Daron Acemoglu is an Institute Professor of Economics in the Department of Economics at the
Massachusetts Institute of Technology and also affiliated with the National Bureau of Economic Research,
and
the Center for Economic Policy Research. His research covers a wide range of areas within economics,
including political economy, economic development and growth, human capital theory, growth theory,
innovation, search theory, network economics and learning.

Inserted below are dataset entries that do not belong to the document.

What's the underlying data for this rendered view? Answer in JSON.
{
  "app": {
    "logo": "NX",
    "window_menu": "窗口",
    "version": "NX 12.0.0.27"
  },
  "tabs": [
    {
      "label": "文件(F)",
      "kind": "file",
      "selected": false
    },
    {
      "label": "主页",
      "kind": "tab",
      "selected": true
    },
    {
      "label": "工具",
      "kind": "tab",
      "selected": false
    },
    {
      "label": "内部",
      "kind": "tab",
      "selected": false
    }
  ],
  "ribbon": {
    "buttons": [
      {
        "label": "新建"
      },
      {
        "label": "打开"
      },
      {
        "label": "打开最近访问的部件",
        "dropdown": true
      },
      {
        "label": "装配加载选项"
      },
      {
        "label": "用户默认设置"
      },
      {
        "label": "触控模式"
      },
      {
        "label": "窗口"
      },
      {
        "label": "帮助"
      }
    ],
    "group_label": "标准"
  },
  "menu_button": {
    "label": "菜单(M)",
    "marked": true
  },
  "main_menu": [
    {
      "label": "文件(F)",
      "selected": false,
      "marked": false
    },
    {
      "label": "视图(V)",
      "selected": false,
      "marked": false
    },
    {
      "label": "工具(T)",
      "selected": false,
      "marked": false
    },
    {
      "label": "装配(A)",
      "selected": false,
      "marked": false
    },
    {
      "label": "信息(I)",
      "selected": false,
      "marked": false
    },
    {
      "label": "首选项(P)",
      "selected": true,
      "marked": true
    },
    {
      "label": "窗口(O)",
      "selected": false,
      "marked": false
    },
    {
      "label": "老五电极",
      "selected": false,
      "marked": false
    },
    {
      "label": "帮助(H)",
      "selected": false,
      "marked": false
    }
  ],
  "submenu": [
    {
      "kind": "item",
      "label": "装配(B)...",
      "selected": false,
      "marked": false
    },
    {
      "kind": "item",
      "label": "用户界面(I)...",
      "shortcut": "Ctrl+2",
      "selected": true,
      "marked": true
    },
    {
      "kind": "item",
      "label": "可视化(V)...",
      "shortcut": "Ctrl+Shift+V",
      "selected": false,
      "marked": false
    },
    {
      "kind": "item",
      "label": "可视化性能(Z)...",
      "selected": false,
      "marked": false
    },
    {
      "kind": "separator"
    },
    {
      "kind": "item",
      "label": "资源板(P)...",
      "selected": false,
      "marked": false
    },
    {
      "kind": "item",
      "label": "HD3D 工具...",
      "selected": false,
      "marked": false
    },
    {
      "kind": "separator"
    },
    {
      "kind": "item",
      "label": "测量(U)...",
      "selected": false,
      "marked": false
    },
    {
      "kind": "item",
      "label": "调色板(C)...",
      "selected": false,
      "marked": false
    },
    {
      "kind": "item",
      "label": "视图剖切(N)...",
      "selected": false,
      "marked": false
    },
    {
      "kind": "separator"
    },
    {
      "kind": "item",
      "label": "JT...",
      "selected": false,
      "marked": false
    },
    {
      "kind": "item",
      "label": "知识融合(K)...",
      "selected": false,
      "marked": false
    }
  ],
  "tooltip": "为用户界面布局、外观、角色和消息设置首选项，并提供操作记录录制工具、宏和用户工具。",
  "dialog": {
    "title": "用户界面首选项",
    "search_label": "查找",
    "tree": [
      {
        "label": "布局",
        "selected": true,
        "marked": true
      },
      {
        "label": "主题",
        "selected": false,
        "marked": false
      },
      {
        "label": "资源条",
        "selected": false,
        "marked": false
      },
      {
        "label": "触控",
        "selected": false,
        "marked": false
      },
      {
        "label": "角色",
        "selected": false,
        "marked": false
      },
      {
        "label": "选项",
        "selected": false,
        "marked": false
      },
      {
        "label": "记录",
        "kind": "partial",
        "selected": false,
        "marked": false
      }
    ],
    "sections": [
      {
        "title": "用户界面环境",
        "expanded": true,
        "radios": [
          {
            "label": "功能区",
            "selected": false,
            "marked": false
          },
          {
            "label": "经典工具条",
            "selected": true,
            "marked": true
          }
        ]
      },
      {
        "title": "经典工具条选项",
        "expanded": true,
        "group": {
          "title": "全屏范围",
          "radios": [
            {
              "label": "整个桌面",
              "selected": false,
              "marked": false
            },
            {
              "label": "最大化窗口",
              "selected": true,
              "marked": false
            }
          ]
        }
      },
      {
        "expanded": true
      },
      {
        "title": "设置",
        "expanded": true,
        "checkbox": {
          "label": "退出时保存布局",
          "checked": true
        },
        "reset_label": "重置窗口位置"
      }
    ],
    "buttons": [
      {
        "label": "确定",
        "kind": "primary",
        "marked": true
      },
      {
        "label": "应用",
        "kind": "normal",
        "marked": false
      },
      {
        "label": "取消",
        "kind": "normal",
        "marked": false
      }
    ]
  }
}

He is an elected fellow of the National
Academy
of Sciences, the British Academy, the American Philosophical Society, the Turkish Academy of Sciences,
the
American Academy of Arts and Sciences, the Econometric Society, the European Economic Association, and
the
Society of Labor Economists.
Rumman Chowdhury is the CEO and co-founder of Humane Intelligence, a tech nonprofit that
creates methods of public evaluations of AI models, as well as a Responsible AI affiliate at Harvard's
Berkman Klein Center for Internet and Society. She is also a research affiliate at the Minderoo Center
for
Democracy and Technology at Cambridge University and a visiting researcher at the NYU Tandon School of
Engineering. Previously, Dr. Chowdhury was the director of the META (ML Ethics, Transparency, and
Accountability) team at Twitter, leading a team of applied researchers and engineers to identify and
mitigate algorithmic harms on the platform. She was named one of BBC's 100 Women, recognized as one of
the
Bay Area's top 40 under 40, and a member of the British Royal Society of the Arts (RSA). She has also
been
named by Forbes as one of Five Who are Shaping AI.